Ein wesentlicher Katalysator für die Entwicklung des Klubs war eine räumliche Veränderung. Als Abstiegskandidat schlugen die Potsdamerinnen in ihrer Erstliga-Anfangszeit noch in der Sporthalle Heinrich-Mann-Allee auf. Einer Stätte mit dem Charme des Maroden, einem nach Volleyball-Bundesliga-Reglement zu flachen Hallendach und massiven Pfeilern, die von etlichen Tribünenplätzen aus den Blick auf das Spielfeld einschränkten. Nur wenige Hundert Besucherinnen und Besucher passten da rein.

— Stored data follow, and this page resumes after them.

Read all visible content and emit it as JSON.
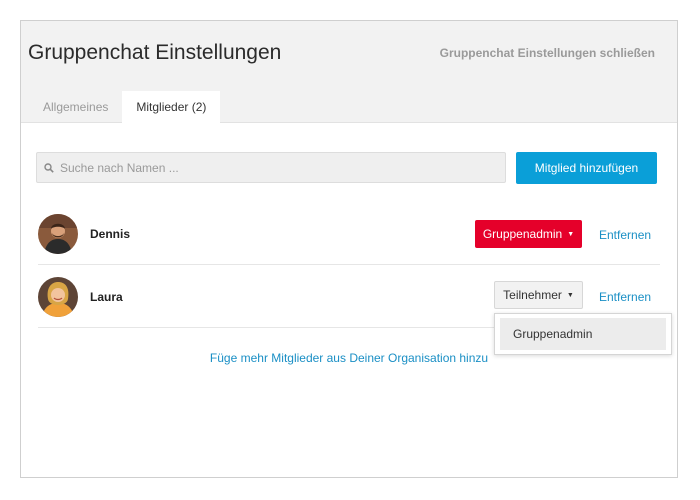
{
  "dialog": {
    "title": "Gruppenchat Einstellungen",
    "close_label": "Gruppenchat Einstellungen schließen"
  },
  "tabs": [
    {
      "label": "Allgemeines",
      "active": false
    },
    {
      "label": "Mitglieder (2)",
      "active": true
    }
  ],
  "search": {
    "placeholder": "Suche nach Namen ...",
    "value": "",
    "icon": "search-icon"
  },
  "add_member_label": "Mitglied hinzufügen",
  "members": [
    {
      "name": "Dennis",
      "role": "Gruppenadmin",
      "remove_label": "Entfernen",
      "role_color": "#e5002a"
    },
    {
      "name": "Laura",
      "role": "Teilnehmer",
      "remove_label": "Entfernen"
    }
  ],
  "role_dropdown": {
    "options": [
      "Gruppenadmin"
    ]
  },
  "add_from_org_label": "Füge mehr Mitglieder aus Deiner Organisation hinzu",
  "colors": {
    "accent": "#0a9fd8",
    "admin": "#e5002a",
    "link": "#1a8fc5"
  }
}
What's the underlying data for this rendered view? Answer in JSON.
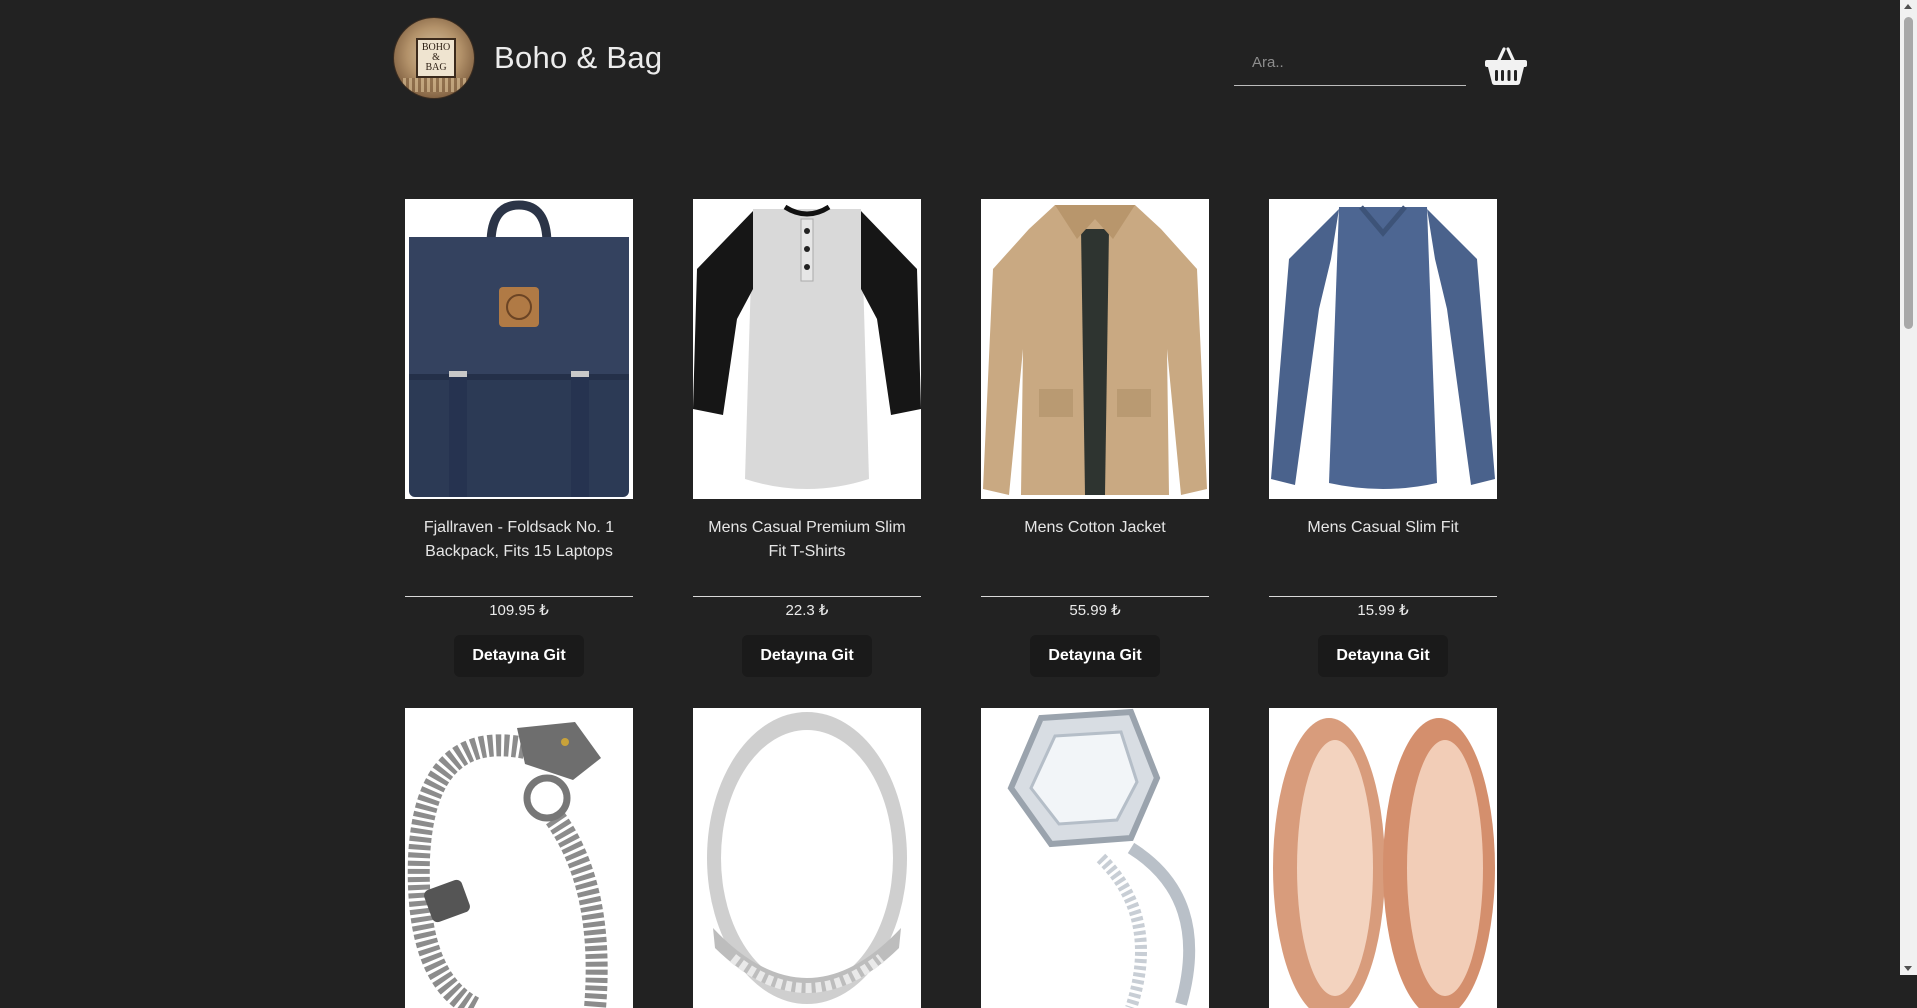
{
  "header": {
    "brand": "Boho & Bag",
    "logo_text": [
      "BOHO",
      "&",
      "BAG"
    ],
    "search_placeholder": "Ara..",
    "cart_icon": "basket-icon"
  },
  "products": [
    {
      "title": "Fjallraven - Foldsack No. 1 Backpack, Fits 15 Laptops",
      "price": "109.95 ₺",
      "button": "Detayına Git",
      "image": "backpack-image"
    },
    {
      "title": "Mens Casual Premium Slim Fit T-Shirts",
      "price": "22.3 ₺",
      "button": "Detayına Git",
      "image": "tshirt-image"
    },
    {
      "title": "Mens Cotton Jacket",
      "price": "55.99 ₺",
      "button": "Detayına Git",
      "image": "jacket-image"
    },
    {
      "title": "Mens Casual Slim Fit",
      "price": "15.99 ₺",
      "button": "Detayına Git",
      "image": "longsleeve-image"
    },
    {
      "title": "",
      "price": "",
      "button": "",
      "image": "bracelet-image"
    },
    {
      "title": "",
      "price": "",
      "button": "",
      "image": "silver-ring-image"
    },
    {
      "title": "",
      "price": "",
      "button": "",
      "image": "diamond-ring-image"
    },
    {
      "title": "",
      "price": "",
      "button": "",
      "image": "rose-gold-tunnel-image"
    }
  ],
  "colors": {
    "background": "#222222",
    "button": "#1a1a1a",
    "text": "#e9e9e9"
  }
}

Der SC Potsdam setzt auf den Eventcharakter

Im Januar 2012 dann kam der Umzug in den Sportpark Luftschiffhafen, wo überwiegend aus Mitteln eines Konjunkturpakets eine 18,5 Millionen Euro teure Multifunktionsarena gebaut worden war. Sie bietet beim Volleyball Platz für rund 2000 Menschen – „und alles, was man für eine gute Veranstaltung braucht“, sagt Benzel. Modernste Licht- und Musikanlagen, Videoleinwand, VIP-Loge, und statt selbst gebauter Werbeaufsteller stehen LED-Banden um das Feld herum. Als Untergrund wird ein Spezialboden ausgelegt, der 25.000 Euro kostet und das Spielfeld ohne störende Linien anderer Sportarten besser sichtbar macht.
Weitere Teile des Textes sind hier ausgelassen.